Killian Jornet
Wydawnictwo Sine Qua Non
stron 256
4/6
W dzisiejszych czasach,
gdy nie sposób przejść ulicą by nie natknąć się na grupkę
biegaczy nie dziwi fakt coraz większej popularności tego sportu.
Wszelkiego rodzaju biegi, półmaratony i maratony odbywają się w
zasadzie przy każdej nadarzającej się okazji. W moim rodzinnym
mieście również nie brak fanatyków tego sportu, którzy
obstawiają każdą możliwą imprezę gdzie jest bieżnia, albo
chociaż skrawek nawierzchni do biegania. Znam też kilku zapaleńców,
z których jeden jeszcze cztery lata temu pasował do opisu „kawał
chłopa” i na rozgrzewkę wyciskał 120 kg na ławeczce, a teraz
sam waży prawie dwa razy mniej i śmiga razem z innymi z wiatrem na dystansach, tak
długich, że mnie się nawet samochodem jeździć by nie chciało. Od nich
dowiedziałem się o bieganiu esktremalnym, ultramaratonach, które
nie dosyć, że dłuższe niż tradycyjne, to jeszcze po górach.
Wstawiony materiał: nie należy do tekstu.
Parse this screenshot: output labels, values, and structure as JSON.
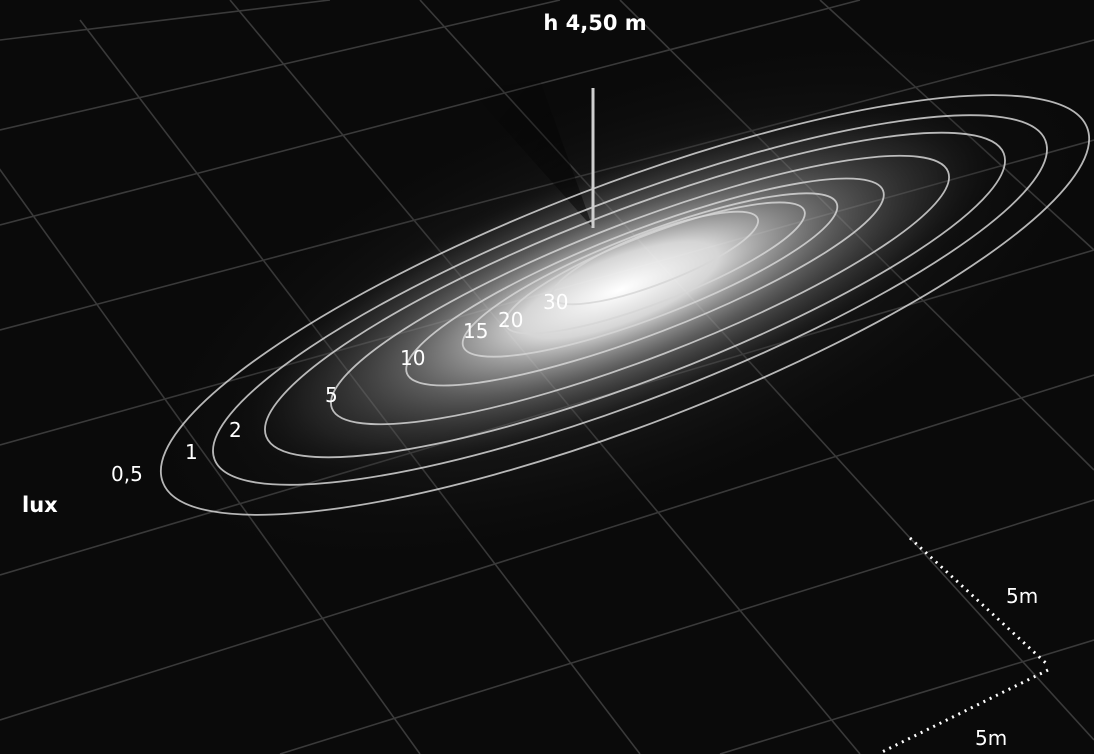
{
  "height_label": "h 4,50 m",
  "unit_label": "lux",
  "contour_labels": [
    "0,5",
    "1",
    "2",
    "5",
    "10",
    "15",
    "20",
    "30"
  ],
  "scale_labels": [
    "5m",
    "5m"
  ]
}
Stąd droga do Killiana Jorneta, mistrza skyrunningu, który
wbiegł i zbiegł z Kilimandżaro i ustanowił rekordy świata na
ekstremalnych trasach Ultra-Trail du Mont Blanc, Transpirenaica czy
wyprawa dookoła jeziora Tahoe. Książka „Biec albo umrzeć” to
nie tylko dziennik opisujący te zdarzenia. To historia człowieka,
który wbrew przeciwnościom losu zmienił swoje życie, to opowieść
sportowca, który samodyscyplinę doprowadził do perfekcji, to dowód
biegacza, który wymyka się wszelkim klasyfikacjom.
Zazwyczaj zaczytuję się
w biografiach muzyków rockowych, rzadziej aktorów, do opowieści o
sportowcach do tej pory nie miałem szczególnego przekonania. Tym
bardziej ucieszyłem się, że „Biec albo umrzeć” to nie
biografia. Zawiodą się ci, którzy będą szukać życiorysu,
dokładnej chronologii, czy konkretnych osiągnięć i wyników. Te
na upartego można bez większego problemu odnaleźć w Internecie.
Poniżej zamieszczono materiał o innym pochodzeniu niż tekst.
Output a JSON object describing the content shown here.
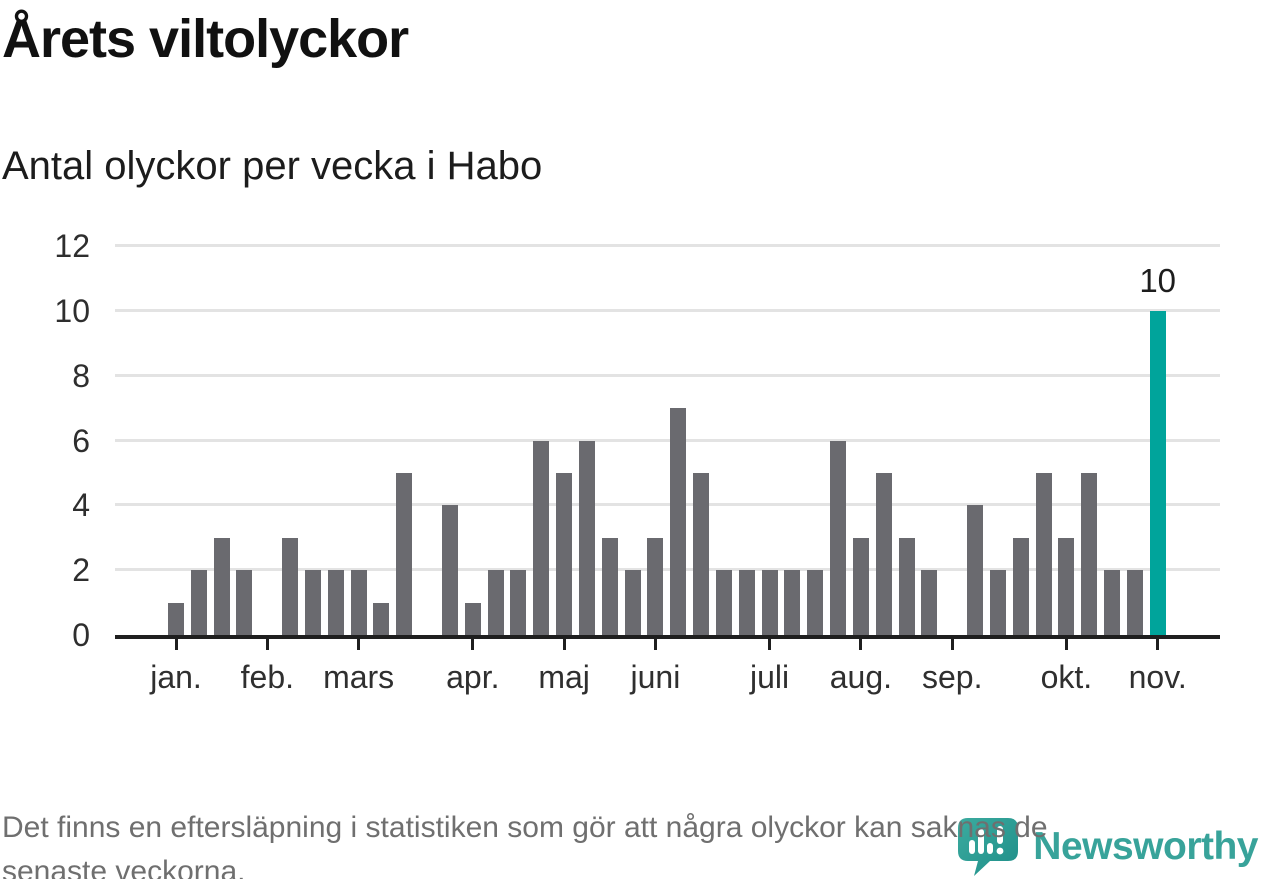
{
  "header": {
    "title": "Årets viltolyckor",
    "subtitle": "Antal olyckor per vecka i Habo"
  },
  "chart_data": {
    "type": "bar",
    "title": "Årets viltolyckor",
    "subtitle": "Antal olyckor per vecka i Habo",
    "xlabel": "",
    "ylabel": "",
    "ylim": [
      0,
      12
    ],
    "yticks": [
      0,
      2,
      4,
      6,
      8,
      10,
      12
    ],
    "grid": true,
    "legend": false,
    "bar_color": "#6a6a6f",
    "values_per_week": [
      1,
      2,
      3,
      2,
      0,
      3,
      2,
      2,
      2,
      1,
      5,
      0,
      4,
      1,
      2,
      2,
      6,
      5,
      6,
      3,
      2,
      3,
      7,
      5,
      2,
      2,
      2,
      2,
      2,
      6,
      3,
      5,
      3,
      2,
      0,
      4,
      2,
      3,
      5,
      3,
      5,
      2,
      2,
      10
    ],
    "month_ticks": [
      {
        "label": "jan.",
        "week": 0
      },
      {
        "label": "feb.",
        "week": 4
      },
      {
        "label": "mars",
        "week": 8
      },
      {
        "label": "apr.",
        "week": 13
      },
      {
        "label": "maj",
        "week": 17
      },
      {
        "label": "juni",
        "week": 21
      },
      {
        "label": "juli",
        "week": 26
      },
      {
        "label": "aug.",
        "week": 30
      },
      {
        "label": "sep.",
        "week": 34
      },
      {
        "label": "okt.",
        "week": 39
      },
      {
        "label": "nov.",
        "week": 43
      }
    ],
    "highlight": {
      "index": 43,
      "value": 10,
      "label": "10",
      "color": "#00a49b"
    }
  },
  "footer": {
    "note": "Det finns en eftersläpning i statistiken som gör att några olyckor kan saknas de\nsenaste veckorna."
  },
  "logo": {
    "text": "Newsworthy"
  }
}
Na treść książki składają się luźne opowieści samego
Killiana, który dzieli się swoimi spostrzeżeniami, przemyśleniami,
emocjami, często fakty spychając na drugi plan, albo zupełnie o
nich zapominając. Liczy się na przykład jak pokonał męczący go
skurcz, a nie, że przebiegł jeden z najtrudniejszych ultramaratonów
w Pirenejach. Nie wiem na ile treść jest dziełem samego biegacza,
ale sądząc po filmikach zamieszczanych na serwisie You.Tube, humor
i otwartość, oraz swoboda opowieści są u niego naturalne. To też
czyni książkę interesującą – mamy możliwość zobaczyć świat
oczyma człowieka, który udowadnia, że nie ma rzeczy niemożliwych.
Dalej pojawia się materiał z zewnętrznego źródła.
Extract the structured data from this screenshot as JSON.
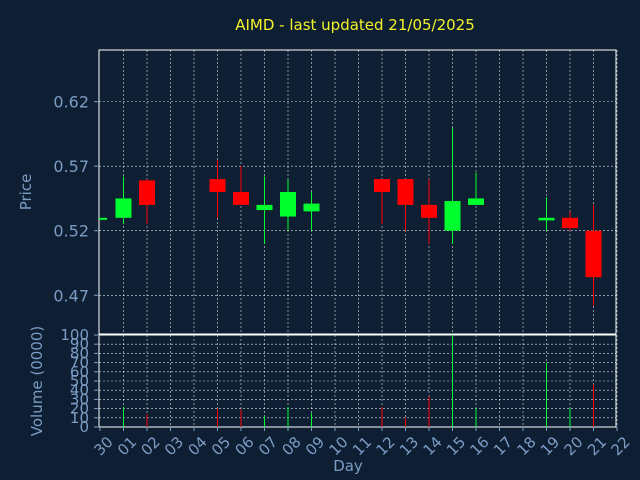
{
  "colors": {
    "background": "#0f1f33",
    "plot_area": "#0f1f33",
    "grid": "#ffffff",
    "axis_text": "#7b9cc4",
    "title": "#f2f22a",
    "up": "#00ff2e",
    "down": "#ff0000"
  },
  "chart_data": [
    {
      "type": "candlestick",
      "title": "AIMD - last updated 21/05/2025",
      "ylabel": "Price",
      "ylim": [
        0.44,
        0.66
      ],
      "yticks": [
        0.47,
        0.52,
        0.57,
        0.62
      ],
      "ytick_labels": [
        "0.47",
        "0.52",
        "0.57",
        "0.62"
      ],
      "grid": true,
      "categories": [
        "30",
        "01",
        "02",
        "03",
        "04",
        "05",
        "06",
        "07",
        "08",
        "09",
        "10",
        "11",
        "12",
        "13",
        "14",
        "15",
        "16",
        "17",
        "18",
        "19",
        "20",
        "21",
        "22"
      ],
      "candles": [
        {
          "x": 0,
          "open": 0.53,
          "high": 0.53,
          "low": 0.53,
          "close": 0.53
        },
        {
          "x": 1,
          "open": 0.53,
          "high": 0.562,
          "low": 0.525,
          "close": 0.545
        },
        {
          "x": 2,
          "open": 0.559,
          "high": 0.56,
          "low": 0.525,
          "close": 0.54
        },
        {
          "x": 5,
          "open": 0.56,
          "high": 0.575,
          "low": 0.53,
          "close": 0.55
        },
        {
          "x": 6,
          "open": 0.55,
          "high": 0.57,
          "low": 0.54,
          "close": 0.54
        },
        {
          "x": 7,
          "open": 0.536,
          "high": 0.562,
          "low": 0.51,
          "close": 0.54
        },
        {
          "x": 8,
          "open": 0.531,
          "high": 0.56,
          "low": 0.52,
          "close": 0.55
        },
        {
          "x": 9,
          "open": 0.535,
          "high": 0.55,
          "low": 0.52,
          "close": 0.541
        },
        {
          "x": 12,
          "open": 0.56,
          "high": 0.56,
          "low": 0.525,
          "close": 0.55
        },
        {
          "x": 13,
          "open": 0.56,
          "high": 0.56,
          "low": 0.52,
          "close": 0.54
        },
        {
          "x": 14,
          "open": 0.54,
          "high": 0.56,
          "low": 0.51,
          "close": 0.53
        },
        {
          "x": 15,
          "open": 0.52,
          "high": 0.6,
          "low": 0.51,
          "close": 0.543
        },
        {
          "x": 16,
          "open": 0.54,
          "high": 0.565,
          "low": 0.54,
          "close": 0.545
        },
        {
          "x": 19,
          "open": 0.528,
          "high": 0.546,
          "low": 0.52,
          "close": 0.53
        },
        {
          "x": 20,
          "open": 0.53,
          "high": 0.535,
          "low": 0.52,
          "close": 0.522
        },
        {
          "x": 21,
          "open": 0.52,
          "high": 0.54,
          "low": 0.462,
          "close": 0.484
        }
      ]
    },
    {
      "type": "bar",
      "ylabel": "Volume (0000)",
      "xlabel": "Day",
      "ylim": [
        0,
        100
      ],
      "yticks": [
        0,
        10,
        20,
        30,
        40,
        50,
        60,
        70,
        80,
        90,
        100
      ],
      "ytick_labels": [
        "0",
        "10",
        "20",
        "30",
        "40",
        "50",
        "60",
        "70",
        "80",
        "90",
        "100"
      ],
      "grid": true,
      "categories": [
        "30",
        "01",
        "02",
        "03",
        "04",
        "05",
        "06",
        "07",
        "08",
        "09",
        "10",
        "11",
        "12",
        "13",
        "14",
        "15",
        "16",
        "17",
        "18",
        "19",
        "20",
        "21",
        "22"
      ],
      "bars": [
        {
          "x": 0,
          "value": 0,
          "color": "up"
        },
        {
          "x": 1,
          "value": 22,
          "color": "up"
        },
        {
          "x": 2,
          "value": 14,
          "color": "down"
        },
        {
          "x": 5,
          "value": 20,
          "color": "down"
        },
        {
          "x": 6,
          "value": 19,
          "color": "down"
        },
        {
          "x": 7,
          "value": 12,
          "color": "up"
        },
        {
          "x": 8,
          "value": 22,
          "color": "up"
        },
        {
          "x": 9,
          "value": 15,
          "color": "up"
        },
        {
          "x": 12,
          "value": 22,
          "color": "down"
        },
        {
          "x": 13,
          "value": 10,
          "color": "down"
        },
        {
          "x": 14,
          "value": 33,
          "color": "down"
        },
        {
          "x": 15,
          "value": 100,
          "color": "up"
        },
        {
          "x": 16,
          "value": 21,
          "color": "up"
        },
        {
          "x": 19,
          "value": 70,
          "color": "up"
        },
        {
          "x": 20,
          "value": 21,
          "color": "up"
        },
        {
          "x": 21,
          "value": 46,
          "color": "down"
        }
      ]
    }
  ]
}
Bo jak inaczej wytłumaczyć fakt, że w młodości doznał kontuzji,
która teoretycznie powinna wyeliminować go z biegania, a na przekór
światu udowodnił, że jest inaczej?
Nie jestem biegaczem i
nigdy nie zostanę. Mój ulubiony sport to czytanie i nie zamierzam
zmieniać nawyków. Po lekturze „Biec albo umrzeć” nie zapałałem
nagle chęcią kupienia sobie sportowego obuwia i biegania z żoną
po kilka(naście) kilometrów „dla sportu”. A jednak znalazłem w
książce wiele rad i wskazówek, które można odnieść do każdej
dziedziny życia. Nie będę więc komentował uwag, które słyszałem
(że tłumacz niedokładnie przetłumaczył niektóre sportowe
terminy, itp.). Mnie to nie interesuje. Interesuje mnie kolejny
człowiek, który zmienił swoje życie uporem, konsekwencją i
bezwzględną determinacją. Z uśmiechem na twarzy. Poznajcie
Killiana. Może i Wasze życie się dzięki temu odmieni?